Parte del atractivo de esas letras, dijo Ishiguro, era que no sabías de qué trataban. Y añadió: “Uno lucha por expresarse, pero siempre está frente a cosas que no termina de entender y se ve obligado a fingir que las entiende. Así es la vida durante gran parte de tu juventud, y te da vergüenza admitirlo. De alguna forma, las letras de Dylan parecen encarnar ese estado”.
¿Y qué suele suceder cuando un joven termina por comprender esas letras? A veces, se desespera por haberlas comprendido, por ese paso irreversible hacia el mundo adulto. En casos de desesperación, lo mejor será recordarle que siempre le quedará John Ashbery. En este poeta, lo que dicen sus versos está siempre claro, pero el contexto de los mismos, es decir, la situación a la que aluden, no lo está nunca. Nunca. Ashbery decía que era así como experimentaba la vida, porque uno podía concentrarse en lo que se hablaba en una terraza, por ejemplo, pero el contexto —como el mundo mismo— le resultaba siempre un misterio. Nada de angustia contenía esta declaración, porque detrás de ella simplemente venían estas razonables y tranquilas palabras: “Es muy difícil ser un buen artista y a la vez sentirte capaz de explicar de manera inteligente tu trabajo. De hecho, lo peor de tu arte siempre es aquello de lo que resulta más fácil hablar”.

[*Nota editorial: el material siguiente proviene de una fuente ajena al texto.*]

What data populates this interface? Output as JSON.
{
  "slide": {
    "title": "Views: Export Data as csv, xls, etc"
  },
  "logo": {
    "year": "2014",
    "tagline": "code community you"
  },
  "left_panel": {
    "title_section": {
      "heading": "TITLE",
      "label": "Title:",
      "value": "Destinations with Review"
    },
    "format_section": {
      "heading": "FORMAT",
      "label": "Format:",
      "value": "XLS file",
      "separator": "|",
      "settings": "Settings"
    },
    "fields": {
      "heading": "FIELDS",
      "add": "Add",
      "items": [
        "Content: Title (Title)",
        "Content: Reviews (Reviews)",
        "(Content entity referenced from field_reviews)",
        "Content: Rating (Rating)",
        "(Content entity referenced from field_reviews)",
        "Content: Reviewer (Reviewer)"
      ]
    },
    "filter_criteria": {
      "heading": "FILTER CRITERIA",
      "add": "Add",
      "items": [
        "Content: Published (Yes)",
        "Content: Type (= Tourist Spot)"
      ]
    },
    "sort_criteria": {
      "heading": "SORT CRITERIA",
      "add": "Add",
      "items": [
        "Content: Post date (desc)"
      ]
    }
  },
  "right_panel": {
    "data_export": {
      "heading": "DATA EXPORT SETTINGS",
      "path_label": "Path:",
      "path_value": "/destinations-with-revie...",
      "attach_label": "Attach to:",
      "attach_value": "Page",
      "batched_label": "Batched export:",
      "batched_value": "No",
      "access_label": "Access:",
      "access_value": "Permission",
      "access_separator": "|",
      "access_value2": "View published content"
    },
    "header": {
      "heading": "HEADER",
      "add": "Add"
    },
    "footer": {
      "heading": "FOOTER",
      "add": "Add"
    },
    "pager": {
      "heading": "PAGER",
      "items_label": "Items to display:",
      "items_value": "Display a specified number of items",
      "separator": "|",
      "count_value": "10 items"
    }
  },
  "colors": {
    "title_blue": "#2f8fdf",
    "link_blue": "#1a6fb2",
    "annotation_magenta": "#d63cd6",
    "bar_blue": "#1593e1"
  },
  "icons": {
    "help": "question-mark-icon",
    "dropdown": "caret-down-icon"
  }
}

De ahí que Ashbery, con sus “inexplicables versos”, resulte ideal para cualquier lector que busque rejuvenecer y revisitar algunos estados de estupor de su adolescencia, inscribirse en la mecánica misma de esa paradoja que viene dándose con este poeta que, por un lado, es un autor admiradísimo al que leen innumerables jóvenes —se habla de que estamos en la era Ashbery— y, por el otro, es un celebrado autor al que no entiende nadie.
Bueno, el otro día leí a un ensayista que decía haberlo entendido, y quedé horrorizado porque quien no entendió nada de lo que allí decía el ensayista fui yo, tal vez porque este parecía empeñado en ver las cosas como las veía de niño. Y hasta tuve la impresión de que aquella lectura me había condenado a ser eternamente alguien que no entendía las letras de Dylan. Cielo santo. Lo peor fue no comprender nada, salvo dos líneas del ensayo, donde se afirmaba que para Ashbery había siempre un núcleo incomunicable en nuestro interior, al que, abriéndonos paso con nuestra escritura, querríamos tener la capacidad de entrar y poder comunicarlo. No, por favor, no siga por ahí, casi le grité a aquel “explicador” del poeta inexplicable. Y me pareció que Ashbery me apoyaba y pedía que fuera comprensivo y recordara que, de joven, como decía Ishiguro, “uno lucha por expresarse”.
No pude estar más de acuerdo. Claro, me dije, que últimamente no se observa lucha alguna en más del noventa por ciento de los libros que se publican.